Each year, the United States spends approximately $147 billion on health care related to the obesity epidemic.

A person is considered obese when their weight is above what is considered healthy for a given height. For adults, a body mass index (BMI) of 30.0 or higher is in the obese range, while a body mass index of 40.0 or higher is classified as “severe” obesity. BMI is calculated by dividing a person’s weight in kilograms by the square of their height in meters. (You can calculate your BMI using this tool.)

The CDC map was created using data from 2019 to 2021 collected by the Behavioral Risk Factor Surveillance System, an ongoing telephone interview survey conducted by the agency and state health departments.

The data shows that nineteen states and two U.S. territories have an adult obesity prevalence of 35% and above, more than double the number that had a high prevalence in 2018, according to the CDC. A notable absence is Florida, which reported insufficient data to include on the map.

Man on scales and American flags
Stock image: Split image showing an individual standing on a scale and the American flag.
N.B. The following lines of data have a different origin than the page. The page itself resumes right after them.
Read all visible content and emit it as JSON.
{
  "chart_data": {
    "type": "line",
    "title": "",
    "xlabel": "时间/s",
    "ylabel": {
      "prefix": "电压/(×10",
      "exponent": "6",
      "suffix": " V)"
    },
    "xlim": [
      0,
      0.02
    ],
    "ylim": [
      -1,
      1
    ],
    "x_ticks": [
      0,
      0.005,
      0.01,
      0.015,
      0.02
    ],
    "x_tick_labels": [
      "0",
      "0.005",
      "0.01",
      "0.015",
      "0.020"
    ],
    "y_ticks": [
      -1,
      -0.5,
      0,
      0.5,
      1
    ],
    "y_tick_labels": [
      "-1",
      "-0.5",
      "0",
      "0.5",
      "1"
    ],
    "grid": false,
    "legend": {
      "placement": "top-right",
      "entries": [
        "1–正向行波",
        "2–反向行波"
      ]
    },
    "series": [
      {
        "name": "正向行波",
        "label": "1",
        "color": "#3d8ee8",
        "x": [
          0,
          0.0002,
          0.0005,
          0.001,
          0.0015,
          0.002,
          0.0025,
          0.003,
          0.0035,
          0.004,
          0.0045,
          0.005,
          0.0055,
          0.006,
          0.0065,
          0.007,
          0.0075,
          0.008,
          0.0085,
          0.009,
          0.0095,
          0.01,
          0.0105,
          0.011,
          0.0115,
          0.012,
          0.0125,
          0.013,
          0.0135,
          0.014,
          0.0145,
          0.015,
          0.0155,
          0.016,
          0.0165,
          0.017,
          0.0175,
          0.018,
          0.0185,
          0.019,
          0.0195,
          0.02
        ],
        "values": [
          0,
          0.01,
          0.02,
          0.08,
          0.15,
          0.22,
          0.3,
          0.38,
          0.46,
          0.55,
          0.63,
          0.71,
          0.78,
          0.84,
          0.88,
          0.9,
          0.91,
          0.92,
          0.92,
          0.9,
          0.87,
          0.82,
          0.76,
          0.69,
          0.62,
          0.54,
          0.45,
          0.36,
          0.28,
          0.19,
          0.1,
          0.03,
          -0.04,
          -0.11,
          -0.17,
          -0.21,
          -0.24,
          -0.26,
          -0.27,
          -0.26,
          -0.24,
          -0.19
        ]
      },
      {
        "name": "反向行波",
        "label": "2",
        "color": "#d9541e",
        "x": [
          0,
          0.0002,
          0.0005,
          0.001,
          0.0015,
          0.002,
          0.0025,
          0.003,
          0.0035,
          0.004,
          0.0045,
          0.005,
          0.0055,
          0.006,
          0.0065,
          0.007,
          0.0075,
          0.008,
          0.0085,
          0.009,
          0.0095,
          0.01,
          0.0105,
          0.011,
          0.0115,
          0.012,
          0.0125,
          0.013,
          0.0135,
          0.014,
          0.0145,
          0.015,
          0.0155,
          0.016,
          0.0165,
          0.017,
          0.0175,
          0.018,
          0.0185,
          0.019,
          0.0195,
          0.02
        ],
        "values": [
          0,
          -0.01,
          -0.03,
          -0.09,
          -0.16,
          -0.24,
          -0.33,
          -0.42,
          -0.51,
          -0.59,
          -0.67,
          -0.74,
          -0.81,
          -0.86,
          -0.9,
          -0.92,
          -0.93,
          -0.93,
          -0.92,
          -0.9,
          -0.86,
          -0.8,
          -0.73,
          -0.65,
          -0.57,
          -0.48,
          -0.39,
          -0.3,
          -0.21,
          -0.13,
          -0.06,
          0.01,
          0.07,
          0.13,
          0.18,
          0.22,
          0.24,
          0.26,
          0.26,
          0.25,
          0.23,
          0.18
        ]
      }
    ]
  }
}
The United States spends approximately $147 billion each year on obesity-related health care.

States and territories with an obesity prevalence of more than 35% are: Alabama, Arkansas, Indiana, Iowa, Kansas, Kentucky, Louisiana, Mississippi, Missouri, Nebraska, North Carolina, North Dakota, Ohio, Oklahoma, Carolina South, South Dakota, Tennessee, Texas, West Virginia, Puerto Rico, and the U.S. Virgin Islands.

Overall, the South had the highest prevalence of obesity (36.3%) among all regions, with the Midwest coming second (35.4%), followed by the Northeast (29.9%). ) and West (28.7%).

The data also reveals how obesity appears to be more prevalent in certain groups. For example, none of the 37 states and territories that provided sufficient data had an obesity prevalence of 35% or more among Asian adults. This compares to 36 states and the District of Columbia out of a total of 47 jurisdictions with sufficient data reporting a prevalence of 35% or more among non-Hispanic black adults.

Significant differences can also be observed in age and education levels. For example, adults without a high school diploma or equivalent had the highest rates of obesity (37.8%), with college graduates having the lowest rates (26.3%).

Meanwhile, adults aged 18-24 had the lowest rates of obesity (20.7%) compared to adults aged 45-54 who had the highest rates (39.3%) .

At the other end of the scale, the District of Columbia is said to have the lowest obesity rate in the United States with a prevalence of 24.7%.

Other states with lower prevalence of obesity include Colorado (25.1%), Massachusetts (27.4%), California (27.6%), New Jersey (28.2 %), Washington State (28.8%), New York (29.1%) and Vermont (29%). percent), according to the CDC map.